The executive order, titled “Addressing DEI Discrimination by Federal Contractors,” directs all executive departments and agencies covered by the Federal Property and Administrative Services Act (FPASA) to insert a mandatory clause into contracts within 30 days of the order’s signing.
The clause requires contractors to agree they will not engage in what the order defines as “racially discriminatory DEI activities.” It also requires contractors to submit books, records and accounts to their contracting agency for compliance verification.
The order defines “discriminatory” activities as different treatment based on race or ethnicity in recruitment, employment, contracting, program participation or the allocation of a company’s resources. It specifically defines program participation as training, mentoring, leadership development programs, educational opportunities, clubs, associations and similar activities sponsored by the contractor or subcontractor.
The new order builds on Executive Order 14173, “Ending Illegal Discrimination and Restoring Merit-Based Opportunity,” which President Trump signed on Jan. 21, 2025. That order rescinded a 1965 executive order requiring all federal contractors to maintain affirmative action programs. Executive Order 14173 did not define “unlawful DEI,” however, which prompted questions from legal analysts.
The March 2026 order narrows that ambiguity by providing an express definition tied specifically to race- and ethnicity-based differing treatment.
The March order goes beyond Executive Order 14173 in several respects.
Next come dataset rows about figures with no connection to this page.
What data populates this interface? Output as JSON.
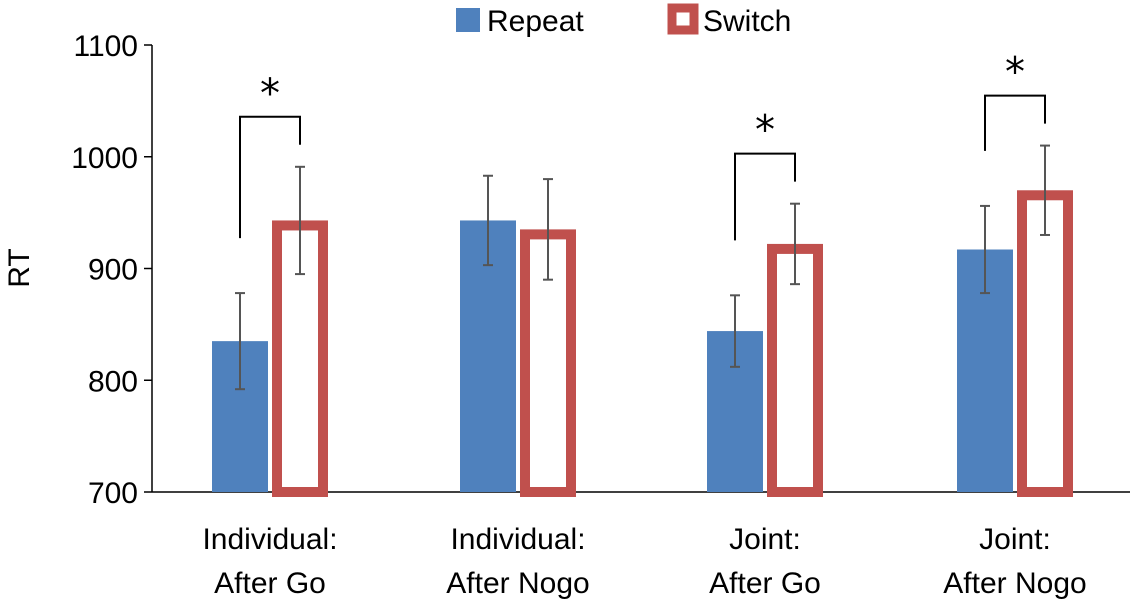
{
  "chart_data": {
    "type": "bar",
    "title": "",
    "xlabel": "",
    "ylabel": "RT",
    "ylim": [
      700,
      1100
    ],
    "yticks": [
      700,
      800,
      900,
      1000,
      1100
    ],
    "grid": false,
    "legend_position": "top",
    "categories": [
      [
        "Individual:",
        "After Go"
      ],
      [
        "Individual:",
        "After Nogo"
      ],
      [
        "Joint:",
        "After Go"
      ],
      [
        "Joint:",
        "After Nogo"
      ]
    ],
    "series": [
      {
        "name": "Repeat",
        "style": "filled",
        "color": "#4F81BD",
        "values": [
          835,
          943,
          844,
          917
        ],
        "error": [
          43,
          40,
          32,
          39
        ]
      },
      {
        "name": "Switch",
        "style": "outline",
        "color": "#C0504D",
        "values": [
          943,
          935,
          922,
          970
        ],
        "error": [
          48,
          45,
          36,
          40
        ]
      }
    ],
    "significance": [
      {
        "category_index": 0,
        "label": "*"
      },
      {
        "category_index": 2,
        "label": "*"
      },
      {
        "category_index": 3,
        "label": "*"
      }
    ],
    "colors": {
      "error_bar": "#555555",
      "axis": "#000000",
      "bracket": "#000000"
    }
  }
}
It extends obligations to subcontractors, introduces contract-level penalties such as termination and debarment and ties compliance directly to the government’s payment decisions under the False Claims Act (FCA). This potentially exposes noncompliant firms to treble damages.
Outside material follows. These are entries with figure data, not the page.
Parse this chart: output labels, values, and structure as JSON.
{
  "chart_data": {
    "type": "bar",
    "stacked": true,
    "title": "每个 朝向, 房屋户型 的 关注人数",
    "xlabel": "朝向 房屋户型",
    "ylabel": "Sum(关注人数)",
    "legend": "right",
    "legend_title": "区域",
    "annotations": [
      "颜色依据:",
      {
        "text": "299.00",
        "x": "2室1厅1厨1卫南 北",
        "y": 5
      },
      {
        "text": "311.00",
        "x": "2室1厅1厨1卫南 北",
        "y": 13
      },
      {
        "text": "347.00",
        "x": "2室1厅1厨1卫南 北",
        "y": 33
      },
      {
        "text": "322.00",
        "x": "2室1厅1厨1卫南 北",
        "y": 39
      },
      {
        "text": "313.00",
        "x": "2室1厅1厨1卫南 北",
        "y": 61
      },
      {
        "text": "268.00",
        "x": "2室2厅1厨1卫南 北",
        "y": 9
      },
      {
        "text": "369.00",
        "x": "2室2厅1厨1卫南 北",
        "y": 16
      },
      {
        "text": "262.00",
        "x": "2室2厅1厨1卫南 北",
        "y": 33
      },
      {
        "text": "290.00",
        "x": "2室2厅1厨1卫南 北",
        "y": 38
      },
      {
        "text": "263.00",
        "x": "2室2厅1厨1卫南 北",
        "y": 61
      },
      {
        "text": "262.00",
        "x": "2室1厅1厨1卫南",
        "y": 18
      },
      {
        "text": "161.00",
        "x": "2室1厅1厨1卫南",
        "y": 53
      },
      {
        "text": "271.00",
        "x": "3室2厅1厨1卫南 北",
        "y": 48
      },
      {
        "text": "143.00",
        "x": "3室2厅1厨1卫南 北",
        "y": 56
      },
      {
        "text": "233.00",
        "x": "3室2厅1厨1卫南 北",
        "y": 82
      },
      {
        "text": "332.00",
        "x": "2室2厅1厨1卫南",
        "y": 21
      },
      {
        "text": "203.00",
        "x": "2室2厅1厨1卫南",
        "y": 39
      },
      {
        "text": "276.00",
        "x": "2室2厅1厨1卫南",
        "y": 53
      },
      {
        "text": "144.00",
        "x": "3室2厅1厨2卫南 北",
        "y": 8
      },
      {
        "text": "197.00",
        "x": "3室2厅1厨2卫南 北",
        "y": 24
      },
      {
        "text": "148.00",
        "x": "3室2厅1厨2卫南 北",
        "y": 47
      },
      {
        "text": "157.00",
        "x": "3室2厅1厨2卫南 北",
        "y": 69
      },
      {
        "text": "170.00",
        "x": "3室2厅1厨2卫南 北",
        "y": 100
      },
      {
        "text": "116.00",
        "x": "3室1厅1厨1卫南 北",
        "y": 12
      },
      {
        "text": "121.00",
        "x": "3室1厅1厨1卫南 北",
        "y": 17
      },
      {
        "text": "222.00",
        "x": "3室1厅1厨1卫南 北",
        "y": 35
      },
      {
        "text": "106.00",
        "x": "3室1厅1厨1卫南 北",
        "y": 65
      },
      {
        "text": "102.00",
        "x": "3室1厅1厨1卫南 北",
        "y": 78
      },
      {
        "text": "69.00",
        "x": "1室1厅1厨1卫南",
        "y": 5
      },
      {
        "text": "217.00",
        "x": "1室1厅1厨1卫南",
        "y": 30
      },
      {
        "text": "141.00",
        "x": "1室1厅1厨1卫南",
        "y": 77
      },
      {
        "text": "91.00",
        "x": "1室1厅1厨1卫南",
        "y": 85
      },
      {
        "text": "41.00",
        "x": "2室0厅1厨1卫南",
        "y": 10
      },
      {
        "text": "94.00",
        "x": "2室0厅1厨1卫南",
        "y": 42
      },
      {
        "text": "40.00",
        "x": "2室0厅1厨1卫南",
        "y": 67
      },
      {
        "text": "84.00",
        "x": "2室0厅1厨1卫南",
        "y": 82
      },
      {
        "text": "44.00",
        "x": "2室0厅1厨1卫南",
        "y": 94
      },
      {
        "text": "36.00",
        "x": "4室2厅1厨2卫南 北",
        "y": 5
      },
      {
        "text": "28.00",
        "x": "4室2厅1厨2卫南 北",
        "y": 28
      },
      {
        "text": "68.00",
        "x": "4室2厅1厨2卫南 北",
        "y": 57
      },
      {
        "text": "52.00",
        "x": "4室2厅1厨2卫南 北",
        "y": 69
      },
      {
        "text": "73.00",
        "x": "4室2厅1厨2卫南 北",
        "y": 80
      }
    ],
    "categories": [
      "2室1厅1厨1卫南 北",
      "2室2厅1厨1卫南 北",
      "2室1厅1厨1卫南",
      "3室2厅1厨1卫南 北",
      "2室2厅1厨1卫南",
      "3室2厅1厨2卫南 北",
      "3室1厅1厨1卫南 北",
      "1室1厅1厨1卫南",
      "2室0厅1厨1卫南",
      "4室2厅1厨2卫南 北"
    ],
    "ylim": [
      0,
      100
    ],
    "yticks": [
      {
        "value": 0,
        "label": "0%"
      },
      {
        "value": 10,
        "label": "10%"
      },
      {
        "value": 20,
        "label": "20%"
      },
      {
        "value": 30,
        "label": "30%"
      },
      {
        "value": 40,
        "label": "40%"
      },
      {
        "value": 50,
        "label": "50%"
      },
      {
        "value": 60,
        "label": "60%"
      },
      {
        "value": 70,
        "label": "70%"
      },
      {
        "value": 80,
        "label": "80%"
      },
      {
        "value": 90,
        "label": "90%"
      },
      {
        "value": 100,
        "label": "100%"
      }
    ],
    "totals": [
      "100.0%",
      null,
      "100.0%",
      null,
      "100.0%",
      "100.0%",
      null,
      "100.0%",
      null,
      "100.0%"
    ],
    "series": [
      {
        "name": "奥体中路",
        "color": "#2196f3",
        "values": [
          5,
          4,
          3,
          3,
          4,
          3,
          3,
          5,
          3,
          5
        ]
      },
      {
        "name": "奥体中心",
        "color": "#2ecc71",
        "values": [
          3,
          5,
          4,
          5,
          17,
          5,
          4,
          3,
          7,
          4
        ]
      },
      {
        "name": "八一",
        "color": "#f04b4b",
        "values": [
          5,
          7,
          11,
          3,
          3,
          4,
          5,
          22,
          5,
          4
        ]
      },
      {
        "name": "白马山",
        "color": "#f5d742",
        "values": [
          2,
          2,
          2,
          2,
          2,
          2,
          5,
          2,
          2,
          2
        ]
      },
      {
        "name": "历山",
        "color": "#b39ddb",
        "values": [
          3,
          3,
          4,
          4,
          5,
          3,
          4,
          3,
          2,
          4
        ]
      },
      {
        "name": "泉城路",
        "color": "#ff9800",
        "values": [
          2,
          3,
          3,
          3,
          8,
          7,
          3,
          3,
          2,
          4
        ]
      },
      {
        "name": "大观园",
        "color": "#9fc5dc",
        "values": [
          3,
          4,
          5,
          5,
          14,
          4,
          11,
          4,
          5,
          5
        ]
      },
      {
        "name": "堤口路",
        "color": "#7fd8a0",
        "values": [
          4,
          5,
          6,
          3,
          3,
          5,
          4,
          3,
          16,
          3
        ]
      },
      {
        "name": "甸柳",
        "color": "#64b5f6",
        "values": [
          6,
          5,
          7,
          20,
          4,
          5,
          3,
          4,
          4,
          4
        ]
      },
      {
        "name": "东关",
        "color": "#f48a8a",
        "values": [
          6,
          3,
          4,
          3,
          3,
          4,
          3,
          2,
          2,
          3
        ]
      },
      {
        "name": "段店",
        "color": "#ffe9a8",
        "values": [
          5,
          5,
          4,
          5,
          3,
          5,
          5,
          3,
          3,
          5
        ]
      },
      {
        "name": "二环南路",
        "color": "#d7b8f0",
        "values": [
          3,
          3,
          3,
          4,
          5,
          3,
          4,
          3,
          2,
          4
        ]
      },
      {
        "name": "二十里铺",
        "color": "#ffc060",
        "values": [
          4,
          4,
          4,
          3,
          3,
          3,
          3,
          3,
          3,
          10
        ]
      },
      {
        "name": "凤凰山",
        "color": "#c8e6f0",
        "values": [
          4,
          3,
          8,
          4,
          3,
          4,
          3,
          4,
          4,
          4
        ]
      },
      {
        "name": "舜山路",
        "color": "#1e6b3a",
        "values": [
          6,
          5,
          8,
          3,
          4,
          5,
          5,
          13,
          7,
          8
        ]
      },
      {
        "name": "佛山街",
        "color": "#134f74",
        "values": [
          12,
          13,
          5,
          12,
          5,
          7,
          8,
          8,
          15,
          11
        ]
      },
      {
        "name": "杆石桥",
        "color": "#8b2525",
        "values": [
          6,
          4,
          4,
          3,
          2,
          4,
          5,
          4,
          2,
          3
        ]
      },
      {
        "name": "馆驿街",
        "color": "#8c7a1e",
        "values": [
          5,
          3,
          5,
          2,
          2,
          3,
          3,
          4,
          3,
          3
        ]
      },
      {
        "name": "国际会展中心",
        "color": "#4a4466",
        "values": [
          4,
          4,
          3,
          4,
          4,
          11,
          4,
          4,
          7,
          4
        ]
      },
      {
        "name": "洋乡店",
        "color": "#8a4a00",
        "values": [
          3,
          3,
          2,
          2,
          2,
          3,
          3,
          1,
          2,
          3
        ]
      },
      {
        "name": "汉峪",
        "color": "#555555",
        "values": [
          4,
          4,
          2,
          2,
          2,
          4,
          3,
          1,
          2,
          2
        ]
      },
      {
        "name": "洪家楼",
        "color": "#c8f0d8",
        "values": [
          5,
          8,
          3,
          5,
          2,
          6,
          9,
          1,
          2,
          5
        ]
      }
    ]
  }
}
The order does not establish a centralized enforcement body, however. Instead, it assigns compliance responsibilities across multiple federal entities, with contracting agencies serving as the front line.
Specifically, the order directs the following:
- Contracting agencies may cancel, terminate or suspend contracts and launch suspension or debarment proceedings against firms that fail to comply.
- The Office of Management and Budget must issue compliance guidance and work with the attorney general, the assistant to the president for domestic policy and the Equal Employment Opportunity Commission chairman to identify economic sectors the administration views as higher risk for prohibited DEI activities.
- Agency heads must review their implementation within 120 days and conduct regular compliance reviews moving forward.
- The attorney general is directed to consider bringing FCA actions against violating contractors.
- The attorney general must also ensure prompt review of qui tam lawsuits, which are cases brought by private whistleblowers, including making an intervention decision within the statutory 60-day window whenever practicable.
Beyond enforcement, contractors and subcontractors also face a relatively narrow window for compliance. Agencies must begin inserting the mandatory clause into contracts within 30 days, though interim guidance from the Federal Acquisition Regulatory Council is not expected for 60 days. That timeline difference may require contracting officers to work through early implementation details ahead of a formal regulatory framework.
The order’s scope is also worth noting. Its prohibition is focused on race- and ethnicity-based disparate treatment and does not expressly address DEI activities related to gender, disability, veteran status or other protected characteristics. And because the order draws its authority from FPASA, which governs most civilian agency procurement, certain agreement types may fall outside its reach, including Other Transaction Agreements, cooperative agreements and grants.